Para la presidenta parecería no haber más posturas a la vista que apoyar el proyecto dictatorial del régimen o desear la intervención armada de Estados Unidos y su control colonial sobre la nación. Ese cauce toma ahora la polarización de los mexicanos emprendida por el poder: o estás con la dictadura o deseas la intervención extranjera: la ‘guerra-civilización’ del debate acuñada por Savater y recordada ayer aquí por Pablo Hiriart.

Dos plagas. El detalle está en que, por una parte, Venezuela está mostrando que no son excluyentes la toma del mando del país, y de sus recursos, por Trump, y, a la vez, la conservación de la estructura dictatorial y de su personal sobre los venezolanos. Si atendemos a la puntual emulación del régimen mexicano de los pasos que aplastaron la democracia venezolana, se podría aventurar la hipótesis de que, llegada a México la actual eventualidad trágica
-y remota, esperemos- no faltaría aquí personal de la 4T dispuesto -como los jerarcas chavista-maduristas- a continuar en sus puestos bajo mando colonial.
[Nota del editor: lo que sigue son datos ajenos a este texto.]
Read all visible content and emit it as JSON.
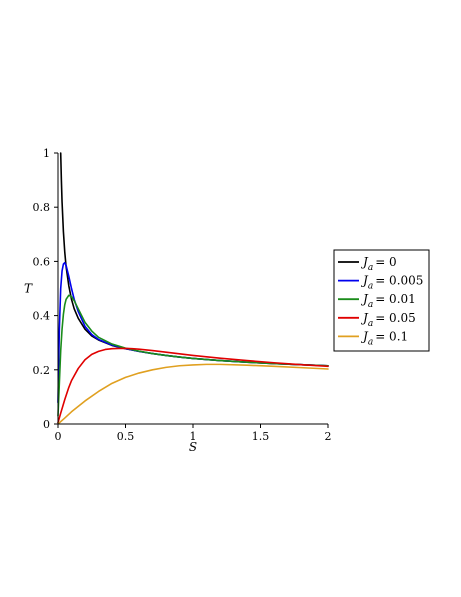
{
  "chart_data": {
    "type": "line",
    "title": "",
    "xlabel": "S",
    "ylabel": "T",
    "xlim": [
      0,
      2
    ],
    "ylim": [
      0,
      1
    ],
    "xticks": [
      {
        "value": 0,
        "label": "0"
      },
      {
        "value": 0.5,
        "label": "0.5"
      },
      {
        "value": 1,
        "label": "1"
      },
      {
        "value": 1.5,
        "label": "1.5"
      },
      {
        "value": 2,
        "label": "2"
      }
    ],
    "yticks": [
      {
        "value": 0,
        "label": "0"
      },
      {
        "value": 0.2,
        "label": "0.2"
      },
      {
        "value": 0.4,
        "label": "0.4"
      },
      {
        "value": 0.6,
        "label": "0.6"
      },
      {
        "value": 0.8,
        "label": "0.8"
      },
      {
        "value": 1,
        "label": "1"
      }
    ],
    "grid": false,
    "legend_position": "right",
    "series": [
      {
        "label_var": "J",
        "label_sub": "a",
        "label_value": "= 0",
        "color": "#000000",
        "x": [
          0.02,
          0.025,
          0.03,
          0.04,
          0.05,
          0.06,
          0.08,
          0.1,
          0.12,
          0.15,
          0.2,
          0.25,
          0.3,
          0.4,
          0.5,
          0.6,
          0.7,
          0.8,
          0.9,
          1,
          1.2,
          1.4,
          1.6,
          1.8,
          2
        ],
        "y": [
          1.0,
          0.9,
          0.82,
          0.71,
          0.635,
          0.58,
          0.51,
          0.46,
          0.425,
          0.39,
          0.35,
          0.325,
          0.31,
          0.29,
          0.278,
          0.268,
          0.26,
          0.253,
          0.247,
          0.242,
          0.234,
          0.228,
          0.223,
          0.219,
          0.215
        ]
      },
      {
        "label_var": "J",
        "label_sub": "a",
        "label_value": "= 0.005",
        "color": "#0000ee",
        "x": [
          0,
          0.01,
          0.02,
          0.03,
          0.04,
          0.05,
          0.06,
          0.08,
          0.1,
          0.12,
          0.15,
          0.2,
          0.25,
          0.3,
          0.4,
          0.5,
          0.6,
          0.7,
          0.8,
          0.9,
          1,
          1.2,
          1.4,
          1.6,
          1.8,
          2
        ],
        "y": [
          0.08,
          0.35,
          0.5,
          0.565,
          0.59,
          0.595,
          0.585,
          0.545,
          0.5,
          0.46,
          0.415,
          0.36,
          0.33,
          0.312,
          0.291,
          0.278,
          0.268,
          0.26,
          0.253,
          0.247,
          0.242,
          0.234,
          0.228,
          0.223,
          0.219,
          0.215
        ]
      },
      {
        "label_var": "J",
        "label_sub": "a",
        "label_value": "= 0.01",
        "color": "#1a8c1a",
        "x": [
          0,
          0.01,
          0.02,
          0.03,
          0.04,
          0.05,
          0.06,
          0.08,
          0.1,
          0.12,
          0.15,
          0.2,
          0.25,
          0.3,
          0.4,
          0.5,
          0.6,
          0.7,
          0.8,
          0.9,
          1,
          1.2,
          1.4,
          1.6,
          1.8,
          2
        ],
        "y": [
          0.03,
          0.15,
          0.27,
          0.35,
          0.405,
          0.44,
          0.46,
          0.475,
          0.47,
          0.455,
          0.425,
          0.375,
          0.343,
          0.32,
          0.295,
          0.28,
          0.269,
          0.26,
          0.253,
          0.247,
          0.242,
          0.234,
          0.228,
          0.223,
          0.219,
          0.215
        ]
      },
      {
        "label_var": "J",
        "label_sub": "a",
        "label_value": "= 0.05",
        "color": "#e00000",
        "x": [
          0,
          0.02,
          0.05,
          0.08,
          0.1,
          0.15,
          0.2,
          0.25,
          0.3,
          0.35,
          0.4,
          0.45,
          0.5,
          0.55,
          0.6,
          0.7,
          0.8,
          0.9,
          1,
          1.2,
          1.4,
          1.6,
          1.8,
          2
        ],
        "y": [
          0.005,
          0.04,
          0.09,
          0.135,
          0.16,
          0.205,
          0.237,
          0.257,
          0.268,
          0.275,
          0.278,
          0.279,
          0.279,
          0.278,
          0.276,
          0.271,
          0.265,
          0.259,
          0.253,
          0.243,
          0.234,
          0.226,
          0.219,
          0.213
        ]
      },
      {
        "label_var": "J",
        "label_sub": "a",
        "label_value": "= 0.1",
        "color": "#e0a020",
        "x": [
          0,
          0.05,
          0.1,
          0.15,
          0.2,
          0.3,
          0.4,
          0.5,
          0.6,
          0.7,
          0.8,
          0.9,
          1,
          1.1,
          1.2,
          1.4,
          1.6,
          1.8,
          2
        ],
        "y": [
          0,
          0.022,
          0.045,
          0.065,
          0.085,
          0.12,
          0.15,
          0.172,
          0.188,
          0.2,
          0.209,
          0.215,
          0.218,
          0.22,
          0.22,
          0.217,
          0.213,
          0.208,
          0.203
        ]
      }
    ]
  }
}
Opciones. Pero, como lo puntualizó el lunes Mauricio Merino en El Universal, “no estamos condenados a optar entre emperadores (Trump, Xi Jinping y Putin), ni a elegir entre imperio y dictadura”. Y menos a franquearle el paso a las dos calamidades a la vez, como ocurre en Venezuela.

¿Encorvándonos? Mary Anastasia O’Grady lleva 27 años en el Consejo Editorial del Wall Street Journal. Allí es una columnista radial de derecha, al extremo, a veces, de distorsionar, a mi juicio, decisiones nacionales de nuestros países. Sin embargo, dio con un verbo de precisión al preguntarse en su columna del domingo si México se está “encorvando” (‘slouching’) hacia Venezuela. Sobre todo, si la advertencia sobre esa malformación de la columna vertebral del país incluye un escenario con un desenlace parecido al del 3 de enero.